Murs murs
Dans la Creuse, dans un petit village nommé Vidaillat, l’école
primaire était délimitée par un mur. Le village était à ciel ouvert, mais les
classes étaient calfeutrées derrière les pierres. À Saint-Quentin, dans l’Aisne,
le lycée Henri Martin était une masse compacte cachée derrière des murs plus
hauts que ceux de la prison. C’était un lycée de garçons. Le lycée de filles, à
la libération occupait les locaux du palais de justice, le palais de Fervaques.

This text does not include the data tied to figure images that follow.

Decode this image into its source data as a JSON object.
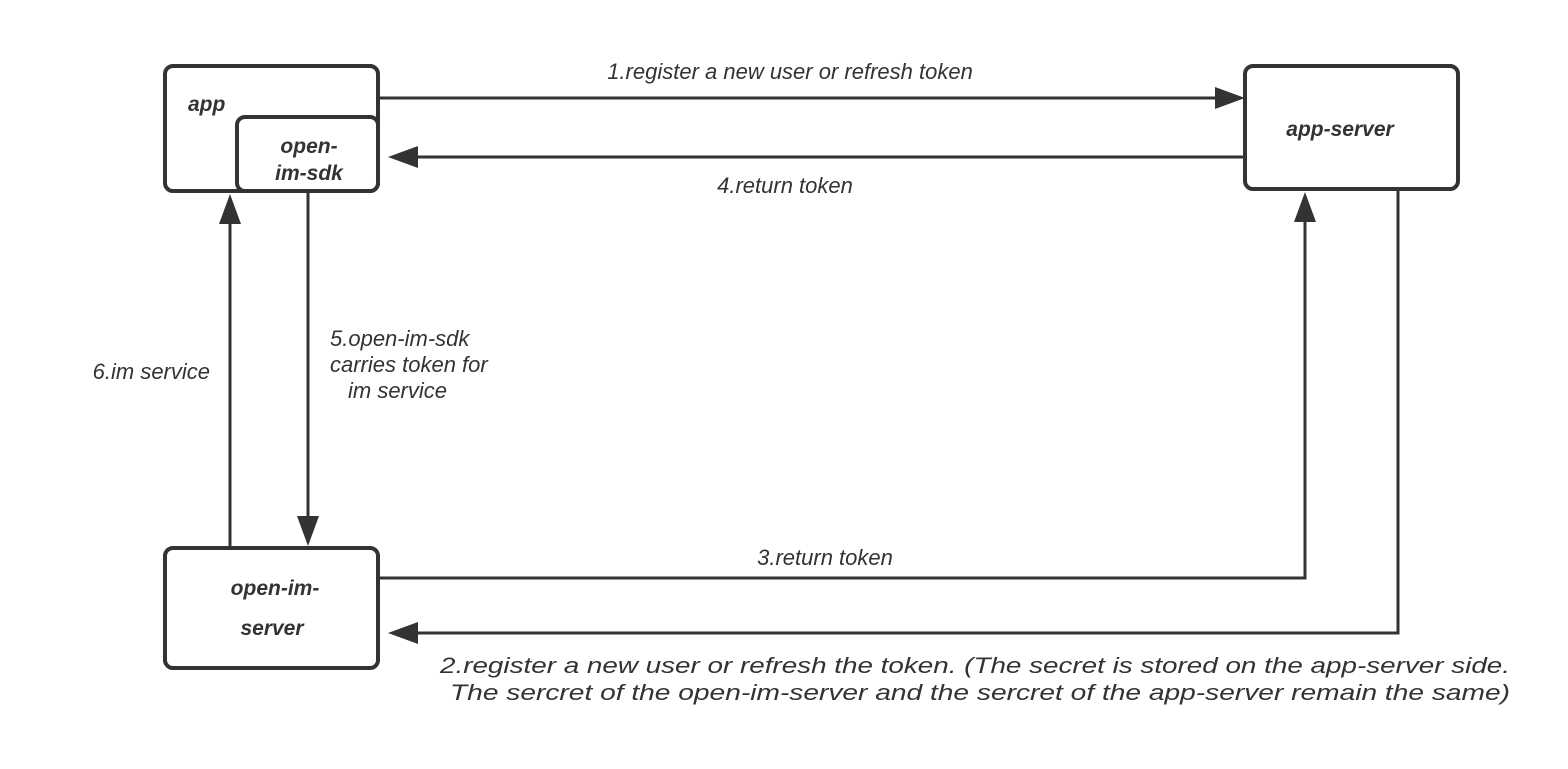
{
  "nodes": {
    "app": "app",
    "sdk_line1": "open-",
    "sdk_line2": "im-sdk",
    "app_server": "app-server",
    "im_server_line1": "open-im-",
    "im_server_line2": "server"
  },
  "edges": {
    "e1": "1.register a new user or refresh token",
    "e2_line1": "2.register a new user or refresh the token. (The secret is stored on the app-server side.",
    "e2_line2": "The sercret of the open-im-server and the sercret of the app-server remain the same)",
    "e3": "3.return token",
    "e4": "4.return token",
    "e5_line1": "5.open-im-sdk",
    "e5_line2": "carries token for",
    "e5_line3": "im service",
    "e6": "6.im service"
  },
  "colors": {
    "stroke": "#333333",
    "background": "#ffffff"
  }
}
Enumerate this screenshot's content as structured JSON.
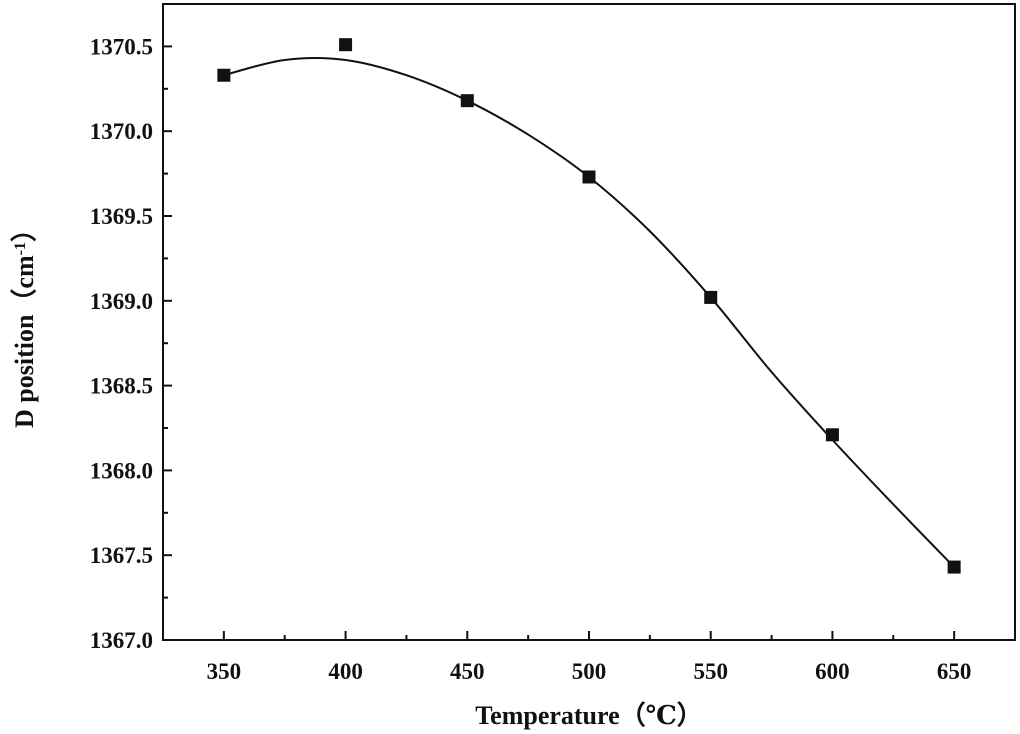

et les classes donnaient sur la ville. Les
lycéens d’Henri Martin pouvaient voir les lycéennes, nous leur étions
invisibles. Du Lycée Henri Martin, je migrai vers le Lycée Faidherbe, à Lille,
une caserne toute entière protégée par des murailles militaires. Du Lycée Faidherbe,
je migrais à Paris vers l’Institut d’anglais, rue de l’Ecole de Médecine, un
ancien cloître protégé par des parpaings et des portes pesantes. De là, je m’enfermais
au Lycée Saint-Louis, barricadé par d’épais remparts. Une caserne. Du Lycée Saint-Louis,
je m’évadais vers l’Université de Vincennes, des préfabriqués dans le bois,
sans enceintes, sans portes, sans murailles, à ciel ouvert, où l’on rentrait et
on sortait sans clé, sans cartes, juste pour voir. Pas question d’entrer ainsi « pour
voir » au Lycée Saint-Louis, à l’Institut d’Anglais, au Lycée Faidherbe. Peut-être
y avait-il un autre type d’enfermement, mais un enfermement qui n’avait pas
besoin de murs.
J’ai ensuite connu le
mur de Berlin, que j’ai contribué à construire en en justifiant la construction
pour des raisons prolétariennes. Ensuite, j’ai connu en Irlande les murs de Belfast
et de Derry, remparts que j’ai contribué
à détruire en déconstruisant leur construction.
Croire que les murs empêchent d’entrer ou de sortir
est une illusion. Leur unique fonction est de définir ceux qui les construisent.